Though no permanent chairman was chosen, there was contention over the fact that Artinian was selected as the temporary chairman by the chairman of the State Committee.
"Apparently the Republican state party chairman selected Harry Artinian, my counterpart, as the temporary chairman of the convention. I was not consulted. I was not asked [for] input. I was not even informed that he was going to be the temporary chairman. In my opinion, that was a terrible choice," O'Hora said.
O'Hora said Artinian is "completely conflicted" because of his allegiance to Darien.
A spokesperson for the Republican Party of Connecticut said Artinian was chosen because he is both an RTC chairman and a delegate at the convention, whereas O'Hora was not a delegate.

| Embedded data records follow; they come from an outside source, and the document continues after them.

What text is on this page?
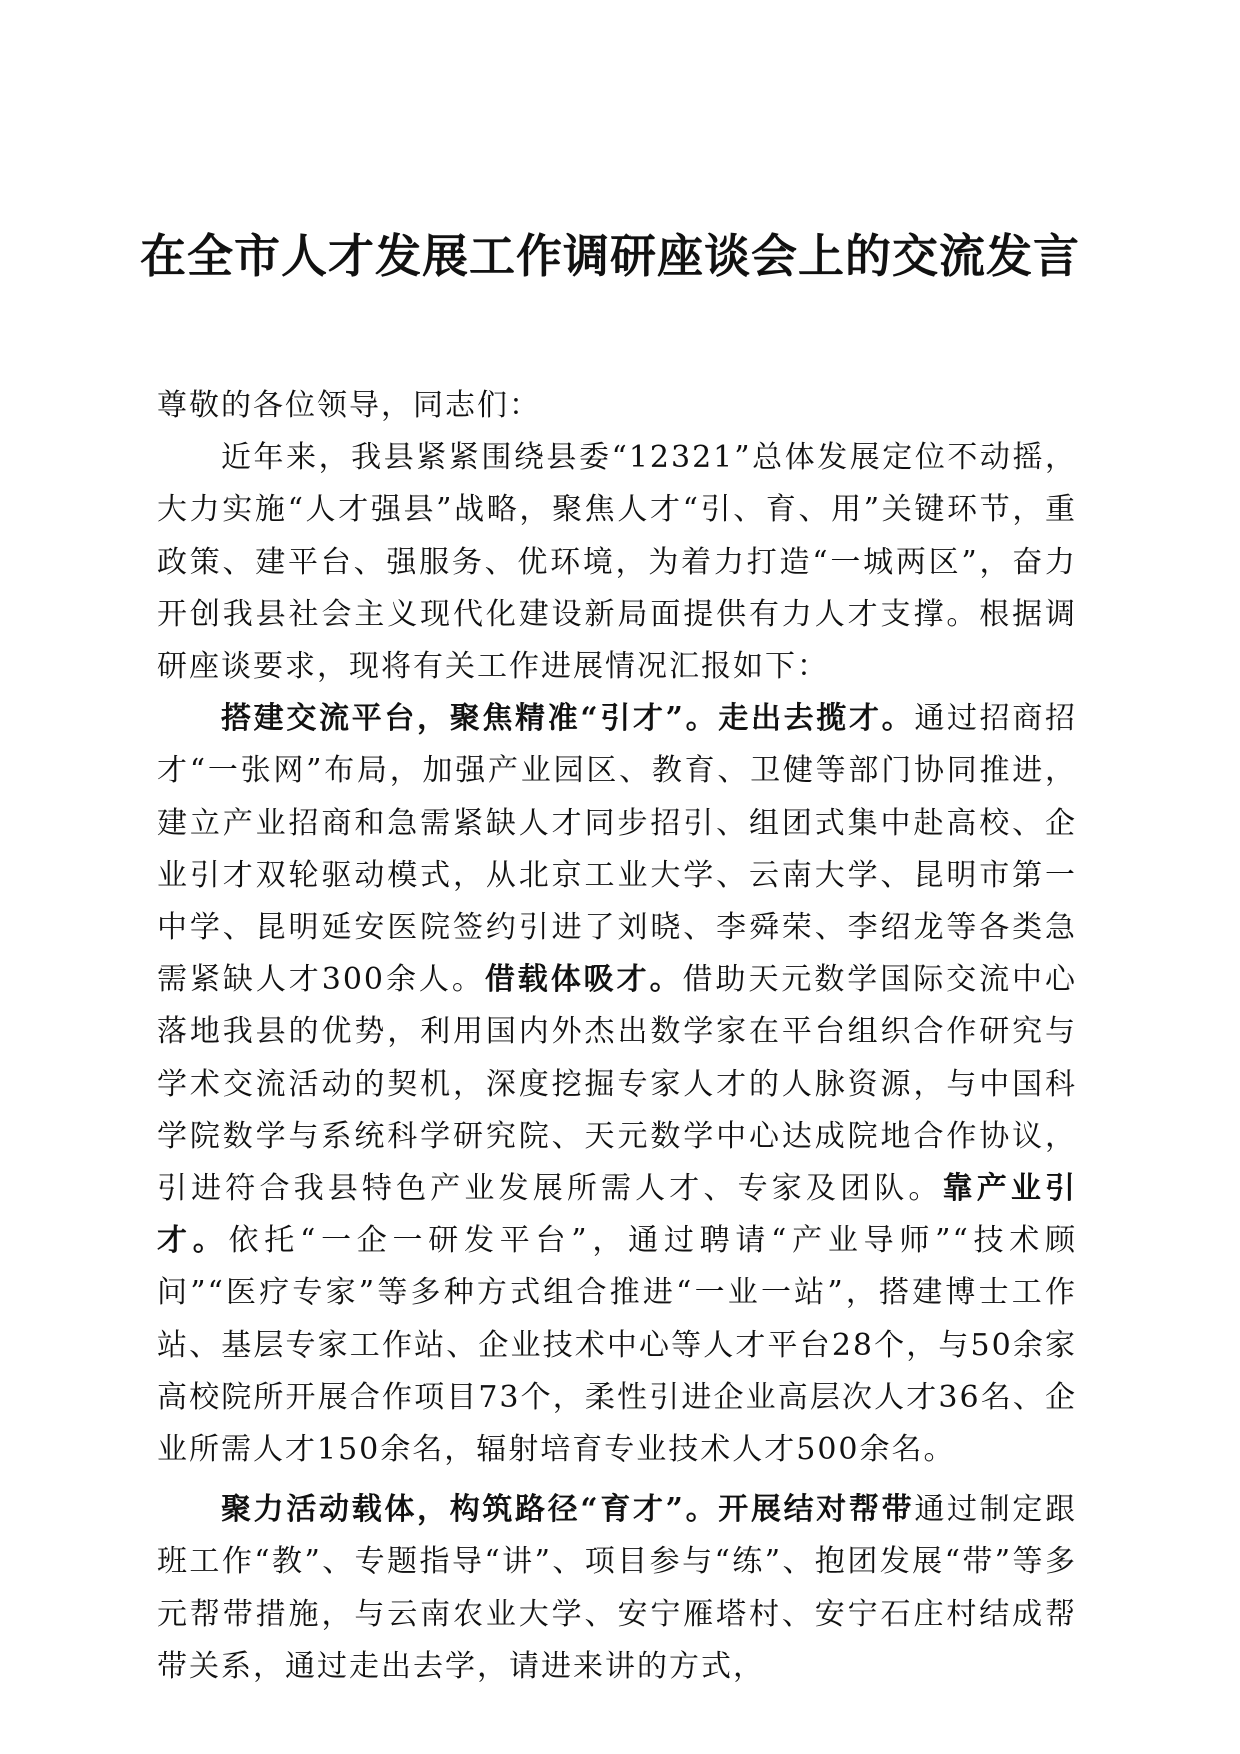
在全市人才发展工作调研座谈会上的交流发言

尊敬的各位领导，同志们：

近年来，我县紧紧围绕县委“12321”总体发展定位不动摇，大力实施“人才强县”战略，聚焦人才“引、育、用”关键环节，重政策、建平台、强服务、优环境，为着力打造“一城两区”，奋力开创我县社会主义现代化建设新局面提供有力人才支撑。根据调研座谈要求，现将有关工作进展情况汇报如下：

搭建交流平台，聚焦精准“引才”。走出去揽才。通过招商招才“一张网”布局，加强产业园区、教育、卫健等部门协同推进，建立产业招商和急需紧缺人才同步招引、组团式集中赴高校、企业引才双轮驱动模式，从北京工业大学、云南大学、昆明市第一中学、昆明延安医院签约引进了刘晓、李舜荣、李绍龙等各类急需紧缺人才300余人。借载体吸才。借助天元数学国际交流中心落地我县的优势，利用国内外杰出数学家在平台组织合作研究与学术交流活动的契机，深度挖掘专家人才的人脉资源，与中国科学院数学与系统科学研究院、天元数学中心达成院地合作协议，引进符合我县特色产业发展所需人才、专家及团队。靠产业引才。依托“一企一研发平台”，通过聘请“产业导师”“技术顾问”“医疗专家”等多种方式组合推进“一业一站”，搭建博士工作站、基层专家工作站、企业技术中心等人才平台28个，与50余家高校院所开展合作项目73个，柔性引进企业高层次人才36名、企业所需人才150余名，辐射培育专业技术人才500余名。

聚力活动载体，构筑路径“育才”。开展结对帮带通过制定跟班工作“教”、专题指导“讲”、项目参与“练”、抱团发展“带”等多元帮带措施，与云南农业大学、安宁雁塔村、安宁石庄村结成帮带关系，通过走出去学，请进来讲的方式，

Artinian issued the following statement in response to comments about the way he handled the meeting:
"Our system of endorsement is through a party convention. This year was particularly challenging given that, with the uniquely planned probate court merger of our two towns, each town had an equal number of delegates. Overcoming strong initial feelings of New Canaan skepticism and mistrust, perhaps because the chairman of the State Committee of Connecticut appointed a temporary chairman from Darien, took a great deal of time, patience and flexibility as key items were successfully negotiated, the acrimony dissolved, full agreement was reached and delegates ultimately left on cordial terms.
"Critical attacks of the process or how it was conducted, observed especially by those who are brand new to politics, claim to be non-political or those advising them who have their own political hidden agendas, cannot be taken seriously because the convention dynamics may or may not be to their liking. Attacks of this type do a disservice to the citizens of both towns.
"Any other individuals, including those candidates who previously announced but were unable to win any delegate votes, may still petition for the position by acquiring the required number of signatures and submitting them in accordance with the rules of the State," the statement reads.
Ostendorf said he was happy with the outcome of the convention.
"It ended up the way everyone expected it would," he said. "It was unfortunate that it took almost three-and-a-half hours when it could have been done in less than one hour, but it's behind us and it's time to start thinking forward to the primaries."
"I don't know that it makes any sense to focus on the fact that the meeting was a little lively on getting started, because it was pretty obvious what the result was likely to be," he said. "It was a new convention. It was a new district. A lot of it was new people coming with different perspectives."